7. Lutter contre le compartimentage des disciplines.
La documentation proposée aux enfants devrait aussi permettre de lutter contre le compartimentage des disciplines. Un document bien fait doit ouvrir et non pas fermer une recherche. Il doit être un point de départ et non pas un point d'arrivée. Il doit permettre d'établir des passerelles avec d'autres domaines du savoir. Exemple : dans une classe, à propos du tiers-monde, on est arrivé à parler de l'espérance de vie des enfants dans tel ou tel pays.
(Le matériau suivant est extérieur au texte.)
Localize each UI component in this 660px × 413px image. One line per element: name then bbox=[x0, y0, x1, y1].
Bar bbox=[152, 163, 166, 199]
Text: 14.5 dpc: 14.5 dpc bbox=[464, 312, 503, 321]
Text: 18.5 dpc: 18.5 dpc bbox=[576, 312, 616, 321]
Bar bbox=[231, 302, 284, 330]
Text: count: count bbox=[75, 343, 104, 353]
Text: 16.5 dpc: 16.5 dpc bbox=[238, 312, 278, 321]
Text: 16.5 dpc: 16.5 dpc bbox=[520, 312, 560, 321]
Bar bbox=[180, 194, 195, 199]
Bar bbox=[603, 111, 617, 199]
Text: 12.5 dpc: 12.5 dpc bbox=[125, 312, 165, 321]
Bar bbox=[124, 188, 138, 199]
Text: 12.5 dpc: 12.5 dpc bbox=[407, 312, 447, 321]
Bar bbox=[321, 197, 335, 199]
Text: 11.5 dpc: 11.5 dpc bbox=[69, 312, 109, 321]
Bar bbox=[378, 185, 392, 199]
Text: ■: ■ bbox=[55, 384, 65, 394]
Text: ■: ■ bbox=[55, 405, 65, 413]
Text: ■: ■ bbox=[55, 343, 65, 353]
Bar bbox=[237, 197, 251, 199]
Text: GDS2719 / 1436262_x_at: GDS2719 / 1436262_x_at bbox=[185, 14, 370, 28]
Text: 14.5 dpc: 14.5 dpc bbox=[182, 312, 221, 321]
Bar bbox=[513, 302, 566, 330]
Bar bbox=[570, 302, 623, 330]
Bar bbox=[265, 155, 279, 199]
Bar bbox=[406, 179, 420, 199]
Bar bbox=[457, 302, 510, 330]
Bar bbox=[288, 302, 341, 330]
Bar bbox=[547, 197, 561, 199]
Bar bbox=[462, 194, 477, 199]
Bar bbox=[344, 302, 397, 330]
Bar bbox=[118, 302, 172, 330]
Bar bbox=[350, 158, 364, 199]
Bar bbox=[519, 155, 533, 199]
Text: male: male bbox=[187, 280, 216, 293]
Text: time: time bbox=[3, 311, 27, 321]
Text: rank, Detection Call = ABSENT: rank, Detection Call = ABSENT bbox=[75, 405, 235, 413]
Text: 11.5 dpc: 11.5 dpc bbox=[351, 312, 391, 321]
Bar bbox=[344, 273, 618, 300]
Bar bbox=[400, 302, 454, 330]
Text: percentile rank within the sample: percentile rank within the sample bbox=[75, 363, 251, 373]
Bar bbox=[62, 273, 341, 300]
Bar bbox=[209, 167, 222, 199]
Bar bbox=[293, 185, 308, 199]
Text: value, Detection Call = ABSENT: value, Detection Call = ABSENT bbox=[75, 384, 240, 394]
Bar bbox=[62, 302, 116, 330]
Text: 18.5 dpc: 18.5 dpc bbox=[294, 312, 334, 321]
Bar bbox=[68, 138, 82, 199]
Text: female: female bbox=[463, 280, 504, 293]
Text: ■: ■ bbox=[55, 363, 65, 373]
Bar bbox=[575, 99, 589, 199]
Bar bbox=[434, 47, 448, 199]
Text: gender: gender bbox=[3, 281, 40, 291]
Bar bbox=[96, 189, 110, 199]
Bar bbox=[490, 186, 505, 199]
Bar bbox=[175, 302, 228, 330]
Il est intéressant quand on aborde ce sujet de faire apparaître que ce problème de l'espérance de vie se posait d'une façon analogue au XVIIe siècle en France et qu'un problème spécifique au tiers-monde aujourd'hui est un problème que l'Europe a connu dans le passé. Il est utile qu'une recherche conduise ainsi à montrer la relativité en même temps que l'interdépendance de l'espace et du temps sur des problèmes aussi complexes que celui-là. De même, une séquence sur les pandas, animal en voie de disparition, a conduit à faire apparaître que ce problème crucial aujourd'hui pour les pandas est un problème à la fois très ancien et très actuel et qu'au cours des siècles, jour après jour, année après année, de très nombreuses espèces animales ont disparu et continuent de disparaître. C'est ainsi qu'à partir d'un point local et très spécifique il est possible de faire apparaître des chaînes de problèmes ailleurs et d'une portée très générale.
 
 
 
8 – Posséder et organiser sa propre documentation.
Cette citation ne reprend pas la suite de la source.